Abominable (2006)
Abominable (2006)

Genre: Horror Running Time: 1 hr. 34 min.

Release Date: April 10th, 2006 MPAA Rating: R

Director: Ryan Schifrin Actors: Matt McCoy, Haley Joel, Christien Tinsley, Karin Anna Cheung, Jeffrey Combs, Lance Henriksen, Natalie Compagno, Ashley Hartman, Paul Gleason, Tiffany Shepis




thel (Dee Wallace Stone) and Billy Hoss (Rex Linn) hear strange noises coming from outside their home. When they rush into the yard to investigate, they discover one of their horses ripped to shreds. And then their dog Sparky runs off into the lightless perimeter of the forest to succumb to the same fate. As the couple shakily returns to the safety of indoors, a hulking monstrosity saunters up to the porch, leaving tremendous footprints in the fresh snow, before disappearing again into the darkness.

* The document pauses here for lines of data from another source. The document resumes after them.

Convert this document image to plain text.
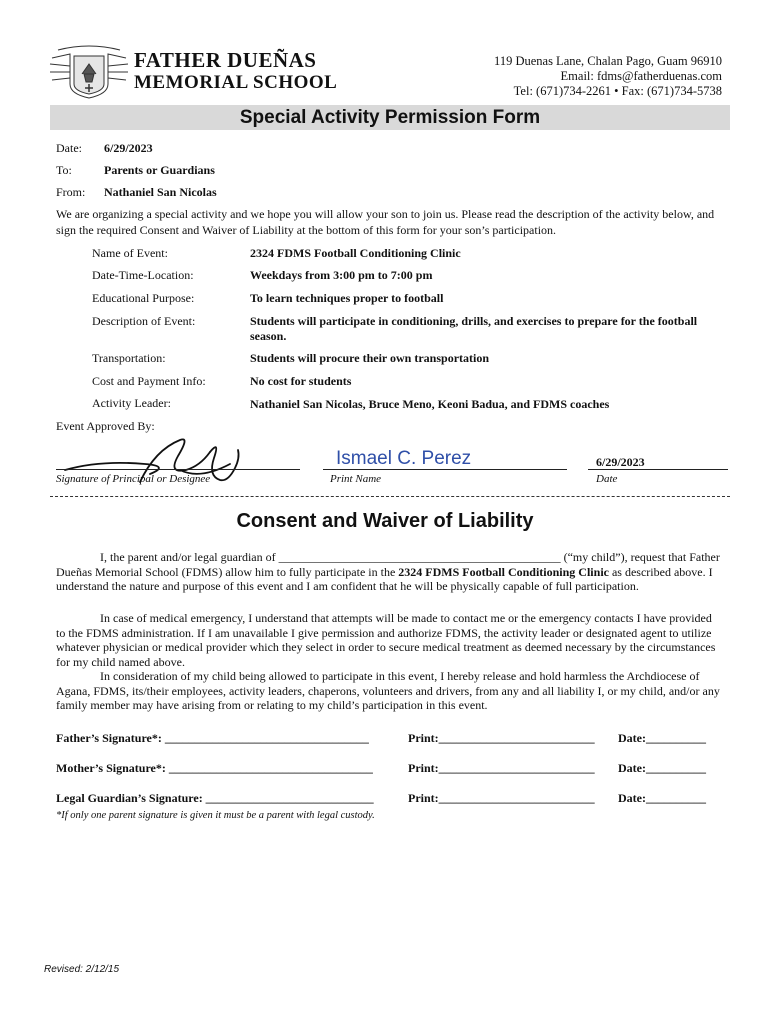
FATHER DUEÑAS
MEMORIAL SCHOOL
119 Duenas Lane, Chalan Pago, Guam 96910
Email: fdms@fatherduenas.com
Tel: (671)734-2261 • Fax: (671)734-5738
Special Activity Permission Form
Date: 6/29/2023
To:	Parents or Guardians
From: Nathaniel San Nicolas
We are organizing a special activity and we hope you will allow your son to join us. Please read the description of the activity below, and sign the required Consent and Waiver of Liability at the bottom of this form for your son’s participation.
Name of Event:	2324 FDMS Football Conditioning Clinic
Date-Time-Location:	Weekdays from 3:00 pm to 7:00 pm
Educational Purpose:	To learn techniques proper to football
Description of Event:	Students will participate in conditioning, drills, and exercises to prepare for the football season.
Transportation:	Students will procure their own transportation
Cost and Payment Info:	No cost for students
Activity Leader:	Nathaniel San Nicolas, Bruce Meno, Keoni Badua, and FDMS coaches
Event Approved By:
Signature of Principal or Designee
Ismael C. Perez
Print Name
6/29/2023
Date
Consent and Waiver of Liability
I, the parent and/or legal guardian of _______________________________________________ (“my child”), request that Father Dueñas Memorial School (FDMS) allow him to fully participate in the 2324 FDMS Football Conditioning Clinic as described above. I understand the nature and purpose of this event and I am confident that he will be physically capable of full participation.
In case of medical emergency, I understand that attempts will be made to contact me or the emergency contacts I have provided to the FDMS administration. If I am unavailable I give permission and authorize FDMS, the activity leader or designated agent to utilize whatever physician or medical provider which they select in order to secure medical treatment as deemed necessary by the circumstances for my child named above.
In consideration of my child being allowed to participate in this event, I hereby release and hold harmless the Archdiocese of Agana, FDMS, its/their employees, activity leaders, chaperons, volunteers and drivers, from any and all liability I, or my child, and/or any family member may have arising from or relating to my child’s participation in this event.
Father’s Signature*: __________________________________	Print:__________________________ Date:__________
Mother’s Signature*: __________________________________	Print:__________________________ Date:__________
Legal Guardian’s Signature: ____________________________	Print:__________________________ Date:__________
*If only one parent signature is given it must be a parent with legal custody.
Revised: 2/12/15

The next morning, Preston Rogers (Matt McCoy), escorted by orderly Otis Wilhelm (Christien Tinsley), takes a weekend trip up into the tree-covered mountains of Flatwoods, following the recommendation of his doctor. Ever since a traumatizing climbing accident on Suicide Rock, which saw the death of his wife and the loss of the use of his legs, Rogers has been unable to cope. Disturbed and anxious, the revisitation to his vacation cabin is sure to bring back troubling memories, unwelcome solitude, and insufficient peace and quiet – even if the doctor ordered it. Sure enough, mere seconds after Otis drops him off and heads back into town for some soy milk, a fivesome of college girls noisily drives up to the adjacent cabin, ready to party.

With this group of fit, attractive women comes Preston’s “Rear Window”-like sense of voyeurism, as he rolls throughout his house with his binoculars trained on the girls’ bathroom. “What you lookin’ at, you perv!” When night falls, and Otis still hasn’t returned, Rogers beams his flashlight into the dense brush, discovering not only blonde Karen’s (Ashley Hartman) dropped cell phone, but also a pair of beastly eyes glaring back at him through the mass of branches.

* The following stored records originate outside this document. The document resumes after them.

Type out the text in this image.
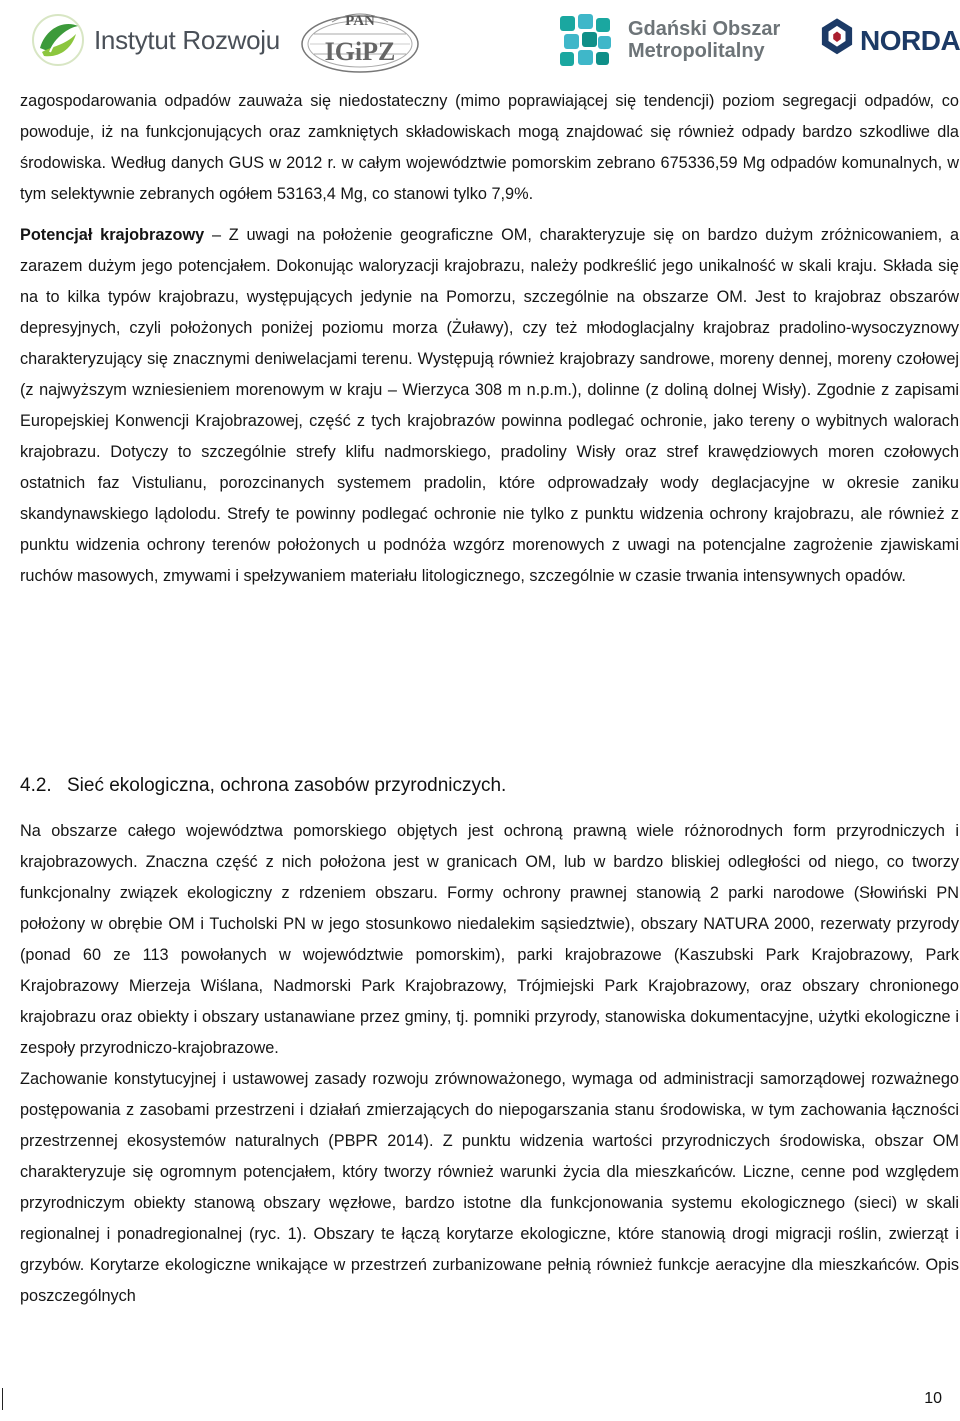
Instytut Rozwoju
PAN
IGiPZ
Gdański Obszar
Metropolitalny	NORDA

zagospodarowania odpadów zauważa się niedostateczny (mimo poprawiającej się tendencji) poziom segregacji odpadów, co powoduje, iż na funkcjonujących oraz zamkniętych składowiskach mogą znajdować się również odpady bardzo szkodliwe dla środowiska. Według danych GUS w 2012 r. w całym województwie pomorskim zebrano 675336,59 Mg odpadów komunalnych, w tym selektywnie zebranych ogółem 53163,4 Mg, co stanowi tylko 7,9%.

Potencjał krajobrazowy – Z uwagi na położenie geograficzne OM, charakteryzuje się on bardzo dużym zróżnicowaniem, a zarazem dużym jego potencjałem. Dokonując waloryzacji krajobrazu, należy podkreślić jego unikalność w skali kraju. Składa się na to kilka typów krajobrazu, występujących jedynie na Pomorzu, szczególnie na obszarze OM. Jest to krajobraz obszarów depresyjnych, czyli położonych poniżej poziomu morza (Żuławy), czy też młodoglacjalny krajobraz pradolino-wysoczyznowy charakteryzujący się znacznymi deniwelacjami terenu. Występują również krajobrazy sandrowe, moreny dennej, moreny czołowej (z najwyższym wzniesieniem morenowym w kraju – Wierzyca 308 m n.p.m.), dolinne (z doliną dolnej Wisły). Zgodnie z zapisami Europejskiej Konwencji Krajobrazowej, część z tych krajobrazów powinna podlegać ochronie, jako tereny o wybitnych walorach krajobrazu. Dotyczy to szczególnie strefy klifu nadmorskiego, pradoliny Wisły oraz stref krawędziowych moren czołowych ostatnich faz Vistulianu, porozcinanych systemem pradolin, które odprowadzały wody deglacjacyjne w okresie zaniku skandynawskiego lądolodu. Strefy te powinny podlegać ochronie nie tylko z punktu widzenia ochrony krajobrazu, ale również z punktu widzenia ochrony terenów położonych u podnóża wzgórz morenowych z uwagi na potencjalne zagrożenie zjawiskami ruchów masowych, zmywami i spełzywaniem materiału litologicznego, szczególnie w czasie trwania intensywnych opadów.

4.2. Sieć ekologiczna, ochrona zasobów przyrodniczych.

Na obszarze całego województwa pomorskiego objętych jest ochroną prawną wiele różnorodnych form przyrodniczych i krajobrazowych. Znaczna część z nich położona jest w granicach OM, lub w bardzo bliskiej odległości od niego, co tworzy funkcjonalny związek ekologiczny z rdzeniem obszaru. Formy ochrony prawnej stanowią 2 parki narodowe (Słowiński PN położony w obrębie OM i Tucholski PN w jego stosunkowo niedalekim sąsiedztwie), obszary NATURA 2000, rezerwaty przyrody (ponad 60 ze 113 powołanych w województwie pomorskim), parki krajobrazowe (Kaszubski Park Krajobrazowy, Park Krajobrazowy Mierzeja Wiślana, Nadmorski Park Krajobrazowy, Trójmiejski Park Krajobrazowy, oraz obszary chronionego krajobrazu oraz obiekty i obszary ustanawiane przez gminy, tj. pomniki przyrody, stanowiska dokumentacyjne, użytki ekologiczne i zespoły przyrodniczo-krajobrazowe.

Zachowanie konstytucyjnej i ustawowej zasady rozwoju zrównoważonego, wymaga od administracji samorządowej rozważnego postępowania z zasobami przestrzeni i działań zmierzających do niepogarszania stanu środowiska, w tym zachowania łączności przestrzennej ekosystemów naturalnych (PBPR 2014). Z punktu widzenia wartości przyrodniczych środowiska, obszar OM charakteryzuje się ogromnym potencjałem, który tworzy również warunki życia dla mieszkańców. Liczne, cenne pod względem przyrodniczym obiekty stanową obszary węzłowe, bardzo istotne dla funkcjonowania systemu ekologicznego (sieci) w skali regionalnej i ponadregionalnej (ryc. 1). Obszary te łączą korytarze ekologiczne, które stanowią drogi migracji roślin, zwierząt i grzybów. Korytarze ekologiczne wnikające w przestrzeń zurbanizowane pełnią również funkcje aeracyjne dla mieszkańców. Opis poszczególnych

10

Adopting the “less is more” sensibility, writer/director Ryan Schifrin (legendary composer Lalo Schifrin’s son) relies on swaying trees, looming silhouettes, the camera assuming the perspective of the “squatch,” and brief glimpses of the obscured monster shuffling back and forth to create suspense. There’s no reason to show the creature in full view when it surely won’t look convincing (though most of the makeup effects are good enough). Additionally, the boy-who-cried-wolf routine is utilized with Rogers, who can’t seem to convince his only ally that some thing may have abducted the new neighbor. Fortunately, McCoy is a competent actor with sufficient skills to keep the unbelievable plot from feeling too silly, even with subpar dialogue. “You’re losing it, man!”

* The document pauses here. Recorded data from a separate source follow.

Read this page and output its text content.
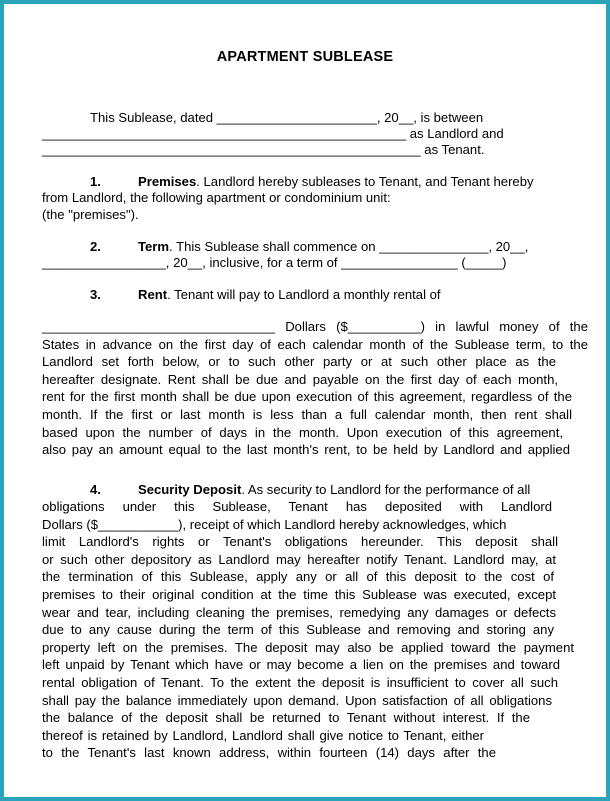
APARTMENT SUBLEASE
This Sublease, dated ______________________, 20__, is between
__________________________________________________ as Landlord and
____________________________________________________ as Tenant.
1.	Premises. Landlord hereby subleases to Tenant, and Tenant hereby
from Landlord, the following apartment or condominium unit:
(the "premises").
2.	Term. This Sublease shall commence on _______________, 20__,
_________________, 20__, inclusive, for a term of ________________ (_____)
3.	Rent. Tenant will pay to Landlord a monthly rental of
________________________________ Dollars ($__________) in lawful money of the
States in advance on the first day of each calendar month of the Sublease term, to the
Landlord set forth below, or to such other party or at such other place as the
hereafter designate. Rent shall be due and payable on the first day of each month,
rent for the first month shall be due upon execution of this agreement, regardless of the
month. If the first or last month is less than a full calendar month, then rent shall
based upon the number of days in the month. Upon execution of this agreement,
also pay an amount equal to the last month's rent, to be held by Landlord and applied
4.	Security Deposit. As security to Landlord for the performance of all
obligations under this Sublease, Tenant has deposited with Landlord
Dollars ($___________), receipt of which Landlord hereby acknowledges, which
limit Landlord's rights or Tenant's obligations hereunder. This deposit shall
or such other depository as Landlord may hereafter notify Tenant. Landlord may, at
the termination of this Sublease, apply any or all of this deposit to the cost of
premises to their original condition at the time this Sublease was executed, except
wear and tear, including cleaning the premises, remedying any damages or defects
due to any cause during the term of this Sublease and removing and storing any
property left on the premises. The deposit may also be applied toward the payment
left unpaid by Tenant which have or may become a lien on the premises and toward
rental obligation of Tenant. To the extent the deposit is insufficient to cover all such
shall pay the balance immediately upon demand. Upon satisfaction of all obligations
the balance of the deposit shall be returned to Tenant without interest. If the
thereof is retained by Landlord, Landlord shall give notice to Tenant, either
to the Tenant's last known address, within fourteen (14) days after the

Meanwhile, characters wander off alone, B-movie regulars make cameo appearances (including Jeffrey Combs and Lance Henriksen), blood-soaked aftermath decorations and gore effects substitute for visible attacks (until the third act, which embraces extreme violence and the creature’s stiff facial expressions), and Preston’s peeping pays off in the form of one of the girls taking a shower – visible from numerous angles, thanks to conveniently placed windows. And for some reason, leading lady Amanda (Haley Joel) has perpetually moist lips (or flawless lipstick). With the design of a slasher, the awkwardness of a low-budget monster flick, and the hilarity of a self-aware spoof of genuine horror, “Abominable” manages to be thoroughly entertaining, despite its moments of unintentional humor and the notably cheesy face and movements of the bigfoot. It may not have the polish of a more resourceful production, but it’s nevertheless a whole lot of fun.